Thursday, July 18, 2002

The Glassy-winged Sharpshooter is a What?

I am a great admirer of Mary McCrory, a long-time national columnist for the Washington Post. But the following story reveals that even the best of writers are not beyond making an occasional technical error. In her column in today's Washington Post on the security monster, McCrory wryly notes that "The new department [of homeland security] will not include the CIA and the FBI, which are principally responsible for our safety, but it will include the Animal and Plant Health Inspection Service of the Department of Agriculture, which licenses pet shops [among other things]." Yours truly commented on the absurdity of transferring APHIS to a new department of homeland security in this article posted on June 9th.

McCrory then goes on to document a few of the complaints that have been offered by David Obey, a House member from Wisconsin and one of the chief critics of the homeland security proposal. She concludes with this paragraph:

"Obey's complaint is that the program was thrown together 'by four White House hotshots' who don't know much about agencies . . . . Some of the inclusions would indeed make you think the standard was not 'why?' but 'why not?' An Obey example: The Agriculture Department division charged with 'protecting our wine producers from the glassy winged sharp shooter,' a bird [emphasis added] apparently as predatory as al Qaeda."

In truth, the Glassy-winged Sharpshooter is an insect, not a bird. From the way McCrory's sentence is structured, it is difficult to tell if the mistake is attributable to Obey, McCrory, or both.

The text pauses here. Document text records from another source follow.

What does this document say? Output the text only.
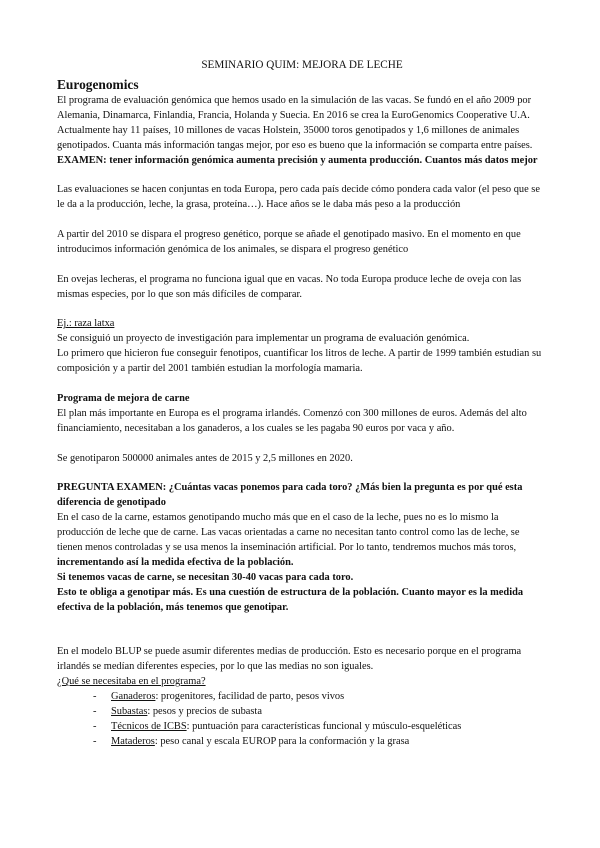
SEMINARIO QUIM: MEJORA DE LECHE

Eurogenomics

El programa de evaluación genómica que hemos usado en la simulación de las vacas. Se fundó en el año 2009 por Alemania, Dinamarca, Finlandia, Francia, Holanda y Suecia. En 2016 se crea la EuroGenomics Cooperative U.A.

Actualmente hay 11 países, 10 millones de vacas Holstein, 35000 toros genotipados y 1,6 millones de animales genotipados. Cuanta más información tangas mejor, por eso es bueno que la información se comparta entre países.

EXAMEN: tener información genómica aumenta precisión y aumenta producción. Cuantos más datos mejor

Las evaluaciones se hacen conjuntas en toda Europa, pero cada país decide cómo pondera cada valor (el peso que se le da a la producción, leche, la grasa, proteína…). Hace años se le daba más peso a la producción

A partir del 2010 se dispara el progreso genético, porque se añade el genotipado masivo. En el momento en que introducimos información genómica de los animales, se dispara el progreso genético

En ovejas lecheras, el programa no funciona igual que en vacas. No toda Europa produce leche de oveja con las mismas especies, por lo que son más difíciles de comparar.

Ej.: raza latxa

Se consiguió un proyecto de investigación para implementar un programa de evaluación genómica.

Lo primero que hicieron fue conseguir fenotipos, cuantificar los litros de leche. A partir de 1999 también estudian su composición y a partir del 2001 también estudian la morfología mamaria.

Programa de mejora de carne

El plan más importante en Europa es el programa irlandés. Comenzó con 300 millones de euros. Además del alto financiamiento, necesitaban a los ganaderos, a los cuales se les pagaba 90 euros por vaca y año.

Se genotiparon 500000 animales antes de 2015 y 2,5 millones en 2020.

PREGUNTA EXAMEN: ¿Cuántas vacas ponemos para cada toro? ¿Más bien la pregunta es por qué esta diferencia de genotipado

En el caso de la carne, estamos genotipando mucho más que en el caso de la leche, pues no es lo mismo la producción de leche que de carne. Las vacas orientadas a carne no necesitan tanto control como las de leche, se tienen menos controladas y se usa menos la inseminación artificial. Por lo tanto, tendremos muchos más toros, incrementando así la medida efectiva de la población.

Si tenemos vacas de carne, se necesitan 30-40 vacas para cada toro.

Esto te obliga a genotipar más. Es una cuestión de estructura de la población. Cuanto mayor es la medida efectiva de la población, más tenemos que genotipar.

En el modelo BLUP se puede asumir diferentes medias de producción. Esto es necesario porque en el programa irlandés se medían diferentes especies, por lo que las medias no son iguales.

¿Qué se necesitaba en el programa?

- Ganaderos: progenitores, facilidad de parto, pesos vivos
- Subastas: pesos y precios de subasta
- Técnicos de ICBS: puntuación para características funcional y músculo-esqueléticas
- Mataderos: peso canal y escala EUROP para la conformación y la grasa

So why is the Glassy-winged Sharpshooter--quite a menacing name for a member of the relatively innocuous leafhopper family--even in the news? Because, since the about 1990 it has invaded the wine country of southern California. If it were just the sharpshooter, that probably wouldn't be a big deal, but the sharpshooter is host to a bacteria that causes Pierce's Disease in grapes. Pierce's Disease almost always kills the host plant, hence the fear that the sharpshooter is a significant threat to the multi-million dollar California wine industry. The University of California has assembled an online media kit that includes just about everything you might ever want to know about the Glassy-winged Sharpshooter and Pierce's Disease.